2016-05-17 12:16:06,155 INFO  [New I/O worker #1] Task: Scheduling the task '' in 1000ms.
[...]
12:16:08.761 [QuartzScheduler_Worker-4] INFO  o.n.blt.snmp.SnmpPollingTask - Task 'SNMP Polling task for router Router BLABLA-P-1 (router-id 0100.0700.2001), creation time 1463480165384.' cancelled because a similar task has run meanwhile.
2016-05-17 12:16:08,761 INFO  [QuartzScheduler_Worker-4] SnmpPollingTask: Task 'SNMP Polling task for router Router BLABLA-P-1 (router-id 0100.0700.2001), creation time 1463480165384.' cancelled because a similar task has run meanwhile.

I would like to send you the full, non-redacted log file privately, do you mind if I send it to your work address (I assume amoretti at the company at 170 West Tasman Drive)?

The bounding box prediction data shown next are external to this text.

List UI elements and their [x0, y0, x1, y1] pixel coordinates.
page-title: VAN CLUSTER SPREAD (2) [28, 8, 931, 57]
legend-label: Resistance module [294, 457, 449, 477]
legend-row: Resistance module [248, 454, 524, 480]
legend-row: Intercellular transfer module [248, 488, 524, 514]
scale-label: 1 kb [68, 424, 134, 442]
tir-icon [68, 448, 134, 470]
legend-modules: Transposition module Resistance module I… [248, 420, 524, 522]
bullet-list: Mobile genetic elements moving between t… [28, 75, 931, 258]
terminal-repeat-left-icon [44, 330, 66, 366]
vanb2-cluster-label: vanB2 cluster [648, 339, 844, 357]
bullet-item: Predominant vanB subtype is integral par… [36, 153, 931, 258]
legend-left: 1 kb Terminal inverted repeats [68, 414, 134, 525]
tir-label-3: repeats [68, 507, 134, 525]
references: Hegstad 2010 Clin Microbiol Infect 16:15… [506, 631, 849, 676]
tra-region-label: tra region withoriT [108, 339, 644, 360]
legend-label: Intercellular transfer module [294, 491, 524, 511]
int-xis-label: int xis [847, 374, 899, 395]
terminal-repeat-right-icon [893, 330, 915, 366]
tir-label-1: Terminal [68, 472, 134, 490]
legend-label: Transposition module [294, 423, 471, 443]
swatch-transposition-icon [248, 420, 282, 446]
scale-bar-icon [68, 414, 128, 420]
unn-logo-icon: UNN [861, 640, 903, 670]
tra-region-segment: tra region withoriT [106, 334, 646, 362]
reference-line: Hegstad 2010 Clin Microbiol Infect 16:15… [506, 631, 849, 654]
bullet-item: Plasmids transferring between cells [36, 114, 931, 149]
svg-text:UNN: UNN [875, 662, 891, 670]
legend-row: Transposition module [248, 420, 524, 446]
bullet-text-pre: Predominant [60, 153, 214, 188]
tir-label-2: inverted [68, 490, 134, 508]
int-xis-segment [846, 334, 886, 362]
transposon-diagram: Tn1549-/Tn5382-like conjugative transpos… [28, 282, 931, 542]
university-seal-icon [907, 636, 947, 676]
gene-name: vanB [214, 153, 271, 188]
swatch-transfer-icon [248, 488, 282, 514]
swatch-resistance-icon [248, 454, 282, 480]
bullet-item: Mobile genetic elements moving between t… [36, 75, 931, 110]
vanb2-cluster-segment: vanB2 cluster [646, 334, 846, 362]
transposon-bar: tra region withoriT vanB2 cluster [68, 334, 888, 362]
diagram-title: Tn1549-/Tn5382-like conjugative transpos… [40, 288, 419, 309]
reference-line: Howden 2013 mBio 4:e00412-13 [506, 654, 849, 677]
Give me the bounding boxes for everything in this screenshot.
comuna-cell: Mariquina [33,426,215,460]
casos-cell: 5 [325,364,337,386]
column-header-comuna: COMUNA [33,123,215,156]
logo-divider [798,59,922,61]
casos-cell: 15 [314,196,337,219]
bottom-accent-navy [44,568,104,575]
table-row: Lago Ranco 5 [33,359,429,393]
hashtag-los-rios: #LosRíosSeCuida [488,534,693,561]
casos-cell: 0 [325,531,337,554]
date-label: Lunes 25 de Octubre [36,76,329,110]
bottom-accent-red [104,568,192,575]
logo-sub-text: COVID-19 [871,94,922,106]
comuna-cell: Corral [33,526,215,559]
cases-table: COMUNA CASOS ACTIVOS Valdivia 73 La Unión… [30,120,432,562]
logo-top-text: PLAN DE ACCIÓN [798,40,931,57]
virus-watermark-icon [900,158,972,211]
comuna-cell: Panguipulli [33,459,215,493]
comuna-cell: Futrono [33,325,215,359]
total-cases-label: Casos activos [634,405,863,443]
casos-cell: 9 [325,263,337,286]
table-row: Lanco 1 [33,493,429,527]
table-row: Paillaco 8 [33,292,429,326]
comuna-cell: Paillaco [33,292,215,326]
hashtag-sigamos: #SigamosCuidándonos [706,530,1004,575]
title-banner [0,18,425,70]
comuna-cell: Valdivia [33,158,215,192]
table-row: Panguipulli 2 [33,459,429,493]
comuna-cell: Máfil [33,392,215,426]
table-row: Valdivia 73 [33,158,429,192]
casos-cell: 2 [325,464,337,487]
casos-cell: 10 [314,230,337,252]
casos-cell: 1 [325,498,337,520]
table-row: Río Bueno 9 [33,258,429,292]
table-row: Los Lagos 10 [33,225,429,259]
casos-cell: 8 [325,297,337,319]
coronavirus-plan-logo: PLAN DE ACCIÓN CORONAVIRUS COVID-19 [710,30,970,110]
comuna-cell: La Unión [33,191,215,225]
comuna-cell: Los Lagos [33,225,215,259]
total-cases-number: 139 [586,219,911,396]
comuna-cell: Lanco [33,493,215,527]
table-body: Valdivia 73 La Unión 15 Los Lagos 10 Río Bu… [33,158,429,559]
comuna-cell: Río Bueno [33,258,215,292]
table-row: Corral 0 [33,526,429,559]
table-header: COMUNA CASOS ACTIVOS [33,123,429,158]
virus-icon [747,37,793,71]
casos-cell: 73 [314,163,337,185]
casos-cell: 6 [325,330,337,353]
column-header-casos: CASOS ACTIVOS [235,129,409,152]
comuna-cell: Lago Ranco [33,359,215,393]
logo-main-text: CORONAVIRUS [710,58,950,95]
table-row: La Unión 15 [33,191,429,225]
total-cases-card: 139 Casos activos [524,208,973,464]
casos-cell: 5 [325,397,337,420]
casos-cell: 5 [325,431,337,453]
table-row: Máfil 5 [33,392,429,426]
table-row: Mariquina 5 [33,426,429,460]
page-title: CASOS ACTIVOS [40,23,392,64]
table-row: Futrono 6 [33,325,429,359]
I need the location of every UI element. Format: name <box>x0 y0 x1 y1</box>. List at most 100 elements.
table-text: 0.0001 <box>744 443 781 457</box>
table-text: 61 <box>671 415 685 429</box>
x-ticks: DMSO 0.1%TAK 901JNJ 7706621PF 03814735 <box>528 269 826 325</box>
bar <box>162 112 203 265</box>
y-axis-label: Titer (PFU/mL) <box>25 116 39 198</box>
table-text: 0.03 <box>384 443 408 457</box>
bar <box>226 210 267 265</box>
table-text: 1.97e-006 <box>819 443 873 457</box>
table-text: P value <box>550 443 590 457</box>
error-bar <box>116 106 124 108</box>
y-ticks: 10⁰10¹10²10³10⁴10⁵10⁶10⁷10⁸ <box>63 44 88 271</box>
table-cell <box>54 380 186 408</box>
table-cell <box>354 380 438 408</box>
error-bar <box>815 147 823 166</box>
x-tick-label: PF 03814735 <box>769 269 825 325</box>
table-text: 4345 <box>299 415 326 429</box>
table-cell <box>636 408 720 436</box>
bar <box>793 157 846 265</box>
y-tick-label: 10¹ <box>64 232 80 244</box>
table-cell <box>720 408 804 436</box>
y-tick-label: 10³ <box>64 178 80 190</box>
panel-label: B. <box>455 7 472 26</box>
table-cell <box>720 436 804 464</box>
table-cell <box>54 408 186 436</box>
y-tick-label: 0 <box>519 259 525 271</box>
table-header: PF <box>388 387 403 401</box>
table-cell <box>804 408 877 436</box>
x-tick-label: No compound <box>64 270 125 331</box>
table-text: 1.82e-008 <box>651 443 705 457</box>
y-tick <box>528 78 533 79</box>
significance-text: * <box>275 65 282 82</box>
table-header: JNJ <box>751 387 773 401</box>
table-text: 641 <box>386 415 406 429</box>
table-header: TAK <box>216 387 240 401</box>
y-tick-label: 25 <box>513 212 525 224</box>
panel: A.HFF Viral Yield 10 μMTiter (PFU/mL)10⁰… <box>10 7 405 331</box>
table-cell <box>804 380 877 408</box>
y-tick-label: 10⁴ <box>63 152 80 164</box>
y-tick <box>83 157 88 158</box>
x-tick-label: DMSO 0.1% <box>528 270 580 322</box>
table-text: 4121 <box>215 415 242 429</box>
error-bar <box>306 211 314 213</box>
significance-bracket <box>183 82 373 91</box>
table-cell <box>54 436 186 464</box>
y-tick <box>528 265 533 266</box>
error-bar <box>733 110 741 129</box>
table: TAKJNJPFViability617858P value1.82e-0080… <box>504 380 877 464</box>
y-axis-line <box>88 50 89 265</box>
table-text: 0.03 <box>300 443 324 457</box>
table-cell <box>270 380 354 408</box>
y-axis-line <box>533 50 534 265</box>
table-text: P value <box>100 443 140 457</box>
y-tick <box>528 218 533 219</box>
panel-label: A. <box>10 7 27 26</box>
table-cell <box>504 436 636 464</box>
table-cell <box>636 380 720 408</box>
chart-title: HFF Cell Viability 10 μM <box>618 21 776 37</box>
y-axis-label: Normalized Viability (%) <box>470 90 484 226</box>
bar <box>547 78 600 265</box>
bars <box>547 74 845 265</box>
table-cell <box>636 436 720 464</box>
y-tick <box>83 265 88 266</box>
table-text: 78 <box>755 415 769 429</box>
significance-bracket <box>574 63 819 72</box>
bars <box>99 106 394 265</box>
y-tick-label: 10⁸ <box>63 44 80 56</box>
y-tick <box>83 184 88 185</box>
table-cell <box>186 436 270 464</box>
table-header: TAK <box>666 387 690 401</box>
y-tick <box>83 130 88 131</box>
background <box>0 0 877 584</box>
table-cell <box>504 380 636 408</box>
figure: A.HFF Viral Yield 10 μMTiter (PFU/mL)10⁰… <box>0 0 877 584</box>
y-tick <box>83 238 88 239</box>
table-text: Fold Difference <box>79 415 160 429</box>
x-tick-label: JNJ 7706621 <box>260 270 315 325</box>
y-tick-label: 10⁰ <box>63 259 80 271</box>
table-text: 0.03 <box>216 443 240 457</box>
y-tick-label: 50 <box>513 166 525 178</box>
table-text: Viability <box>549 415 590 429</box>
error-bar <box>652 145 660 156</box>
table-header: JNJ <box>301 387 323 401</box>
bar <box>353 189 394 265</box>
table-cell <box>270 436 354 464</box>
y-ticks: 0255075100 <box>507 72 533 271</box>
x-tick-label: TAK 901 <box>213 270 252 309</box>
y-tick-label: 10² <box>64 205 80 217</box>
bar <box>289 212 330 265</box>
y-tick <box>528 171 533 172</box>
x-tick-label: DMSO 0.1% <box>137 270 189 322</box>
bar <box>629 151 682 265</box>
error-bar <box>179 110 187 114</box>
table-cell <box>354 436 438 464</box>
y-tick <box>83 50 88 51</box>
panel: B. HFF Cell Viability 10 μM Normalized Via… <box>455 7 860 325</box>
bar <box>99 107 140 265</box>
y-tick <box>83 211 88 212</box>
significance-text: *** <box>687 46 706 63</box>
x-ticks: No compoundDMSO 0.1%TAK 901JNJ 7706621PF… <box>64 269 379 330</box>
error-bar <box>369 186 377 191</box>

This is a production network with about 50 nodes and an average number of links such a network has. I assume you have similar or bigger deployments with blt?

AlainMoretti commented 8 years ago

Hi Lukas, thank you for the investigation. We do have deployments with huge amount of messages (nodes+links+prefixes), and 50 nodes should work.

Yes you can send me a private msg. A complete logfile at INFO level could help us to tackle this issue.

One more thing : It seems you have some routers in 'lost' state. Could you please clean your setup and try again:

AlainMoretti commented 8 years ago

Close this issue since the unexpected behaviour is due to heavy SNMP polling. I am opening another issue to follow this problem.